Yes! That's probably the best of the best. I lost the link after a 1st reading and may have forgotten some parts. Thanks Miles. Plan to review chap1 again and glance over later chapters for relevant info.

So R, such as Astro PDF tables resistance column, or in this case Turnigy info on HK site, is a major factor of heat. Seems a power level, possibly amps sq. and not volts would be multiplied by R. A 180Kv Turnigy @0.017mh would put off less heat than their 130Kv @0.032mh albeit the 180Kv may stress an ESC more. If hub motors have an even higher R, this makes sense.
 
SoSauty said:
A 180Kv Turnigy @0.017mh would put off less heat than their 130Kv @0.032mh albeit the 180Kv may stress an ESC more. If hub motors have an even higher R, this makes sense.
Varying the number of turns in the winding (assuming equal copper fill), will still give you the same efficiency for a given amount of torque. The maximum continuous torque available will be the same. Torque is the most important thing. You can get more continuous power by running the motor faster, until the parasitic losses dominate (eddy current losses go up as the square of rpm) or it disintegrates...
 
Miles U r the MAN
Torque is Current
You keep repeating Urself for a reason
See lcd soundsystem over and over again lyrics
It is a tube of force not lines
See field tubes
Also http://books.google.com/books?id=n1EwAAAAIAAJ&pg=PA345&dq=%22Thoughts+on+Ray+Vibrations%22&hl=en&ei=PJjzTIPxLpC0sAPyndywCw&sa=X&oi=book_result&ct=result&resnum=1&ved=0CCoQ6AEwAA#v=onepage&q=%22Thoughts%20on%20Ray%20Vibrations%22&f=false
Thoughts on ray-vibrations
Good nite
Remember the sun doesnt rise the earth turns rounds
See u all at sunsight
 
liveforphysics said:
I run the 130kv motors on 24s. But I have custom 4340 alloy hardened steel shafts, class 7 bearings, and I balanced them.
Yep. A motor doesn't ever 'feel' voltage, it only 'feels' current.
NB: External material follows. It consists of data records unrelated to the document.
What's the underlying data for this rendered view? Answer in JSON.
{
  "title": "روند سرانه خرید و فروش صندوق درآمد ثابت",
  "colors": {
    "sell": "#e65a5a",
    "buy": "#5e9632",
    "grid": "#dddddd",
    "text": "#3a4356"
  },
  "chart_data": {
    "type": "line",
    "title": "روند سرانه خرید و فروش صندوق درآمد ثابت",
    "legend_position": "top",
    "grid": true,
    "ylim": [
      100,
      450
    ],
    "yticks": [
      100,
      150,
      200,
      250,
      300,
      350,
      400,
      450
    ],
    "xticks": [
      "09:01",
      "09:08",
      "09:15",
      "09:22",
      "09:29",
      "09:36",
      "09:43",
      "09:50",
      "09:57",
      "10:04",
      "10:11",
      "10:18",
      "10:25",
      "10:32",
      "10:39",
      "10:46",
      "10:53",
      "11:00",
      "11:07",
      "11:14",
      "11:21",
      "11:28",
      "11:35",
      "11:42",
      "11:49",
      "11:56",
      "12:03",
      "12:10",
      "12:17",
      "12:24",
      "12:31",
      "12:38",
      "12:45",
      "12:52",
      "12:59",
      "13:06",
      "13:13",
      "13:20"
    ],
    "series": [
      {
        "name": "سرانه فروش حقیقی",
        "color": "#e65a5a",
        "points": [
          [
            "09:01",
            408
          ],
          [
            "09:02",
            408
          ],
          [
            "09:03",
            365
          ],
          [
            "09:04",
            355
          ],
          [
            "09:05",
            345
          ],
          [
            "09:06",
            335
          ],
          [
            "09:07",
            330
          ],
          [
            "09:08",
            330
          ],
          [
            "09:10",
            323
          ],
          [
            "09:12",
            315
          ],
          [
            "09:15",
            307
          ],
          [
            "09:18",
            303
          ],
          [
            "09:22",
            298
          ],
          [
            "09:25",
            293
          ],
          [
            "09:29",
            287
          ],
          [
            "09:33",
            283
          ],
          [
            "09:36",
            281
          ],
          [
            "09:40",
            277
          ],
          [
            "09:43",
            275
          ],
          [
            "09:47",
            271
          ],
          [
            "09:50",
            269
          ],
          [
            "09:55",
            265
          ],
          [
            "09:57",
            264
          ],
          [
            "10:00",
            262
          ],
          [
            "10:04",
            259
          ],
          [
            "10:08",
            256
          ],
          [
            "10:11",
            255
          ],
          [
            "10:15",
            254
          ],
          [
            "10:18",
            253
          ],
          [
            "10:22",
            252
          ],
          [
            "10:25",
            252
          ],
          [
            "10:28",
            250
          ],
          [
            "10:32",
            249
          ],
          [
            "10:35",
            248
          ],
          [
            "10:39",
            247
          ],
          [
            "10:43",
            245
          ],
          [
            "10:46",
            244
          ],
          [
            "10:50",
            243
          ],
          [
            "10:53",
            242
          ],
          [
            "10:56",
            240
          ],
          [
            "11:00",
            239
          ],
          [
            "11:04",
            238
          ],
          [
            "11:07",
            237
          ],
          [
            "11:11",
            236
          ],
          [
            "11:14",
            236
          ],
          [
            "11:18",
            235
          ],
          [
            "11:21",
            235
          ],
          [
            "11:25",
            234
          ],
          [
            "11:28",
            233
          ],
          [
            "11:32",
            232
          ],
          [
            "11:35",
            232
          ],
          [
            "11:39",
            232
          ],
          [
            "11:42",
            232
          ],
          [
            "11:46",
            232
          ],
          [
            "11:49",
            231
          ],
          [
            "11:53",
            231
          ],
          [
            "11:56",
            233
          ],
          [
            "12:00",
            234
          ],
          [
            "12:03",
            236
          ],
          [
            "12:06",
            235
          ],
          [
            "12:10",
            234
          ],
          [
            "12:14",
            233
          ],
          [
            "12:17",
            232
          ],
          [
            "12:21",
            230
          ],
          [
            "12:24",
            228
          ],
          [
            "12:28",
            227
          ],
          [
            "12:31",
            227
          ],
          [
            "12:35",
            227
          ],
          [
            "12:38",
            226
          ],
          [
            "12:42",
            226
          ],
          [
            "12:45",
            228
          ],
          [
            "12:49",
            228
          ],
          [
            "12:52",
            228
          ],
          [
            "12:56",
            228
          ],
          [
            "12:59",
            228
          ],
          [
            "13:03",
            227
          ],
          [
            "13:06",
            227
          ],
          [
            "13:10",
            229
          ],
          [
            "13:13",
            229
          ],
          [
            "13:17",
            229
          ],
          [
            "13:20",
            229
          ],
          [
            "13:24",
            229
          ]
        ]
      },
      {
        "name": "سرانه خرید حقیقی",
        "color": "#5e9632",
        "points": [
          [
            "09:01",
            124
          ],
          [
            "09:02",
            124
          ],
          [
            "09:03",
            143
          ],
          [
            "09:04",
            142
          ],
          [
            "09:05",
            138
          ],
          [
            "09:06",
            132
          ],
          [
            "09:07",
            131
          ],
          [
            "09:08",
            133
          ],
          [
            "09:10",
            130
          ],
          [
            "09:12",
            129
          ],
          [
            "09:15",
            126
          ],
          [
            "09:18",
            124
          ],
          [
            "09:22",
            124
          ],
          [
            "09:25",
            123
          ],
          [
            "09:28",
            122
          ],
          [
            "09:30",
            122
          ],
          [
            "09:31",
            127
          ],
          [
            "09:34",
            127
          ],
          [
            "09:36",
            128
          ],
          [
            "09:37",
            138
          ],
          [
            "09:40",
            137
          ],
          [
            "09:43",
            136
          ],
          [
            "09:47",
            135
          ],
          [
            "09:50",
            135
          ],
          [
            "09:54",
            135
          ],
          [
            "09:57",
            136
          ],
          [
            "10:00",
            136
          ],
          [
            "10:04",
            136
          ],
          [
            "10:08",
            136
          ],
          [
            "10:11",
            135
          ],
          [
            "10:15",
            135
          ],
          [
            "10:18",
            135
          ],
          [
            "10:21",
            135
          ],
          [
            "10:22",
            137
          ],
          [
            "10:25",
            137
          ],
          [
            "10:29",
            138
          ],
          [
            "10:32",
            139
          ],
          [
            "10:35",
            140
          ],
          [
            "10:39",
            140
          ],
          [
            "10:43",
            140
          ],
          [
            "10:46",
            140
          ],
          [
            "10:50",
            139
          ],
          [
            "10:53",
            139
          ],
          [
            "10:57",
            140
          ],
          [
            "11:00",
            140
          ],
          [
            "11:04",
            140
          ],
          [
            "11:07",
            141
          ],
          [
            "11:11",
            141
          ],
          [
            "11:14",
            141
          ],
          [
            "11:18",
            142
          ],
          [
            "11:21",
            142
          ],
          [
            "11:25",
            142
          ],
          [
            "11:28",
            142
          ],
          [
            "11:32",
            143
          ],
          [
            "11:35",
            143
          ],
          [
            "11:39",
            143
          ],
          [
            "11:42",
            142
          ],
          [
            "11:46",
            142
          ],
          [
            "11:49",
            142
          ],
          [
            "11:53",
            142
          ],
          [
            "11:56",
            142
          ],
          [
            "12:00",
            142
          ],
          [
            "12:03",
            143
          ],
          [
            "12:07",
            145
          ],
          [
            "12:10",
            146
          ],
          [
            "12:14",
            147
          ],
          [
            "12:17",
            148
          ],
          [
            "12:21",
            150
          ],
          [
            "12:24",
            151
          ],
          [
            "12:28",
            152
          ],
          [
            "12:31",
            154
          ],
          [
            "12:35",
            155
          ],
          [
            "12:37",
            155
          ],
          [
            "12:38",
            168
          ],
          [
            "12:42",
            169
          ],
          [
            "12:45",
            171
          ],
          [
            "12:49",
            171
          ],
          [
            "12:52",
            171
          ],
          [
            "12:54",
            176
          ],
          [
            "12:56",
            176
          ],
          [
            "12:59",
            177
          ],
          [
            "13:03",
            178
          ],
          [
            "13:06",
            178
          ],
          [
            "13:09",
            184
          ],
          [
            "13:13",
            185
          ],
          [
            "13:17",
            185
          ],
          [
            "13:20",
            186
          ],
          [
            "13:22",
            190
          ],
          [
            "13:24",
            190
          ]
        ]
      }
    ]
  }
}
The voltage only has RPM effects and the risk of over-reving and mechanically flying apart if things spun up too high.


ive done a fair bit of testing on these (turnigy 80-100) motors and under ideal conditions when fed maximum volts they consume around 700w at 12000 rpm.
mostly this is due to eddy losses from this rpm that overheat the motor within a few minuets.
before the windings even blacken the magnets hiss when you touch them (over 100deg c, and i they appear to get eddy heating also?) and this is before it has been loaded at all, or produced power.

so i going to go right out on a limb here, and say the motor can "feel" something. :wink:
-14000 rpm is not cool with these motors, and it isn't the bearings or explosions that are the problem, its just inefficiency and heat..
 
I would have to agree with this.

Its amazing how hot the motors can get unloaded but spinning at high rpm. Short burst of high rpm is ok though. I wouldn't want to gear-volt up a bike say 18 or 20s lipo so your cruising speed had the motor spinning at 8,000 or 10,000rpm. I don't think you would get a long way at WOT even on flat ground before over heating the motor. Not from load but just the rpm. 5 or 6k is were they are way more happy for sustained use.